Debo ser la única persona que hoy se siente sola en La Habana. Vivo en esta ciudad promiscua, intensa, atolondrada y dispersa donde la intimidad y la discreción, el silencio y el secreto, son casi un milagro, ese lugar en que la luz te encuentra allí donde te escondas. Tal vez por eso cuando uno aquí se siente solo es porque en verdad ha sido abandonado.

No estudies tanto y aprende, decía mi madre desde el fondo de mis sueños.

Soy de las que creen que siempre todo puede ser peor, pero esta vez estaba segura de que lo terrible ya había pasado, nada peor podía esperarme, y eso fue lo que aprendí durante esos meses tendida, delirando, apartada del mundo y de mí.

Una mañana soleada, muy parecida a todas las del año que pasé en cama, sonó el teléfono. El aparato tenía encima una montaña de ropa interior sucia, cajas de galletas chinas y demás sobras del encierro. Como se acabaron los pésames y aquí ya no queda quien desee saber de mí, suena poco. Sonó el teléfono. La última vez fue hace tres semanas, era mi amigo Armando desde Nueva York. Su pésame era claro, me cantó la letra de un guaguancó conocido que reza: Yo no tengo madre, yo no tengo padre, yo no tengo a nadie que me quiera a mí, lanzó una carcajada nerviosa y colgó enseguida. Sí, Armando sabe que odio los pésames, su sentido del humor es superior a mi drama. Sonó y sonó el teléfono insistentemente, tanto que me dio tiempo a incorporarme y hasta a encontrarlo debajo de la loma de desechos. ¿Quién será? Ya no quedan familiares disponibles para las malas noticias, tampoco permito que venga Márgara, nuestra empleada de toda la vida. Sospecho hasta de mi sombra, no quiero a nadie observándome. El teléfono no parecía dejar de sonar, así que lo tomé tranquila, estaba más allá del sonido irritante, y más allá de cualquier anuncio fatídico que no fuera mi propia muerte.

Una editora catalana llamaba para anunciar que había sido ganadora del gran premio, tenía a mi disposición cincuenta mil euros y una edición de no sé cuántos miles de ejemplares. ¿Quería viajar a España el próximo mes para hacer la publicidad del libro? ¿Me daría tiempo «antes del suicidio»? Bromeó parafraseando el título de mi obra. Dije a todo que sí y luego me castigué bajo el agua helada para sacar el vinagre de mi cuerpo. Di por terminados los breves baños de asiento que tomaba a veces, sólo cuando decidía incorporarme. La columna se me compuso en el acto y, aunque no tenía a quien llamar, aparecieron muchas personas, periodistas y amigos de mi madre. Autores cubanos que estaban fuera y curiosos que necesitaban saber cómo hice para tener algo que seguramente no merecía.
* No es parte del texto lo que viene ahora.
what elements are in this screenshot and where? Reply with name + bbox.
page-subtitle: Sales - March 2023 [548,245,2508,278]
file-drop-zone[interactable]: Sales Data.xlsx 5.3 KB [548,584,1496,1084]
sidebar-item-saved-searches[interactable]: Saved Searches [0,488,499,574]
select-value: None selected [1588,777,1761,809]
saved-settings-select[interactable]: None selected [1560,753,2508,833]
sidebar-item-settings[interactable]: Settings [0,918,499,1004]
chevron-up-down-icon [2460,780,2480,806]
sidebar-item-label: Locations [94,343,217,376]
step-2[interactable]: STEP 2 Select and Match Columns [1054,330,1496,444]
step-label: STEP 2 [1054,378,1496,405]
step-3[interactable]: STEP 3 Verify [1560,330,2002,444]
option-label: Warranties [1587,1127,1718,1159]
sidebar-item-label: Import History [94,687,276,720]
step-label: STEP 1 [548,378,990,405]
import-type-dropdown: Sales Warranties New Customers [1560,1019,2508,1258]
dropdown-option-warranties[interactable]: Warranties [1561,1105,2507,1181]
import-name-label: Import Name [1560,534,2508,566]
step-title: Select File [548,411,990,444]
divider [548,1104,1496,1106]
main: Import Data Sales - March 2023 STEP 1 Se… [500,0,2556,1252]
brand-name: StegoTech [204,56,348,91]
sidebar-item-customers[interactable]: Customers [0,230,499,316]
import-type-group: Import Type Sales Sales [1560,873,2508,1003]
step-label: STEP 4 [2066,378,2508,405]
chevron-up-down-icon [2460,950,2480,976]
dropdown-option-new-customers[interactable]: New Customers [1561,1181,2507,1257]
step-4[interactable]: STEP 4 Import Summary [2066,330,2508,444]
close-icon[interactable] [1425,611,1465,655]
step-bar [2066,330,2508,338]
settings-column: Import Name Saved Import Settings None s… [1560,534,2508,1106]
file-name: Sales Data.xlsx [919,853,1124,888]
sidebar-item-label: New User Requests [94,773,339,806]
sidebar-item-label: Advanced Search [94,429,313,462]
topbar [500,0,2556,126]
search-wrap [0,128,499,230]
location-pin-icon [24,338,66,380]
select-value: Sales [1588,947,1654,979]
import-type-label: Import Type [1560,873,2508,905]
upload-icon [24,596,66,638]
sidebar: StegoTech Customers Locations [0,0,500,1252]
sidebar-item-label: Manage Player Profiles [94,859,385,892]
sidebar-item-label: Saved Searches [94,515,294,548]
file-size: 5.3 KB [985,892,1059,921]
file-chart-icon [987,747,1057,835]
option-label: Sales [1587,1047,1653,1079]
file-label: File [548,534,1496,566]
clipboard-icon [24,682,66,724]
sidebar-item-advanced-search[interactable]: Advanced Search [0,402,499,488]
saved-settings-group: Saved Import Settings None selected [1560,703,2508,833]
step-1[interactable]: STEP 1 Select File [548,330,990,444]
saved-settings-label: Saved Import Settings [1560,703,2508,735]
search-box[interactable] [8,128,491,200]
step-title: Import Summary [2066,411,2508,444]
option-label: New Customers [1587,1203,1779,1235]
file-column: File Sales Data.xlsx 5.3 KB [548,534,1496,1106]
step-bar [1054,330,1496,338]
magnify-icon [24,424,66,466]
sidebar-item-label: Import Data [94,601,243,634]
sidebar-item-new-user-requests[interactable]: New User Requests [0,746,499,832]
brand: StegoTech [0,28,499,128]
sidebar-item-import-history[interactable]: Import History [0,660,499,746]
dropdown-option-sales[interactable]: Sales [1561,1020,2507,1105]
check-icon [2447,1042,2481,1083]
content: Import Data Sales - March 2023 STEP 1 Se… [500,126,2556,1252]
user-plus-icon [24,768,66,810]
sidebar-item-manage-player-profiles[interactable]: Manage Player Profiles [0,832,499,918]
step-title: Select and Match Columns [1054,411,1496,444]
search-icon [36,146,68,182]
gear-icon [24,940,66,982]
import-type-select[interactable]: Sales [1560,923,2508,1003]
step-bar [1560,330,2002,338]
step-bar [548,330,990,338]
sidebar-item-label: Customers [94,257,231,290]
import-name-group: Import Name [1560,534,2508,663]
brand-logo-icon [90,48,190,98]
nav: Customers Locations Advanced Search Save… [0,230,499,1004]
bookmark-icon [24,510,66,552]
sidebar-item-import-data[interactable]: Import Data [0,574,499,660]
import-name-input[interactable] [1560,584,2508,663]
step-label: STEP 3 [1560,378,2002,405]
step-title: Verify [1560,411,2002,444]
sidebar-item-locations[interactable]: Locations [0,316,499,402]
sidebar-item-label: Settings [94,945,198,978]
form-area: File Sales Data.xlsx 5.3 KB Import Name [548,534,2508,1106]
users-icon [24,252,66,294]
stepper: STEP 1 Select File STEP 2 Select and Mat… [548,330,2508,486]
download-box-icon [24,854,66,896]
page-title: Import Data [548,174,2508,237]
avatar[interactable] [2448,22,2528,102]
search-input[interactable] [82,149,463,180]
No podía creerlo, y a la vez, si lo pensaba, era todo lo que esperaba de la vida. A mis treinta y tantos, me venía como anillo al dedo. Un golpe de timón que guiara el futuro, lo contrario sería caer en la cama, tumbada con los ojos abiertos y la mente en blanco.

¿Qué ha sido este año? Recordar lo sucedido con mis padres y las fuertes presiones que vinieron después de su muerte.

Cerrar los ojos para sentir la lluvia de plata y dolor, el estallido dilatado que convirtió en cenizas a las únicas personas que guiaban mi vida. Cerrar los ojos es abrirlos a la muerte.

Hubo días en que me preguntaba para qué me salvé. ¿Valdría la pena lo que sigue? ¿Por qué se mantenían en silencio conmigo? ¿Sospechaban de su única hija? ¿Por qué tantos interrogatorios después de su muerte? ¿Quiénes eran ellos en realidad? Había algo más que «Papá» y «Mamá» detrás de sus nombres.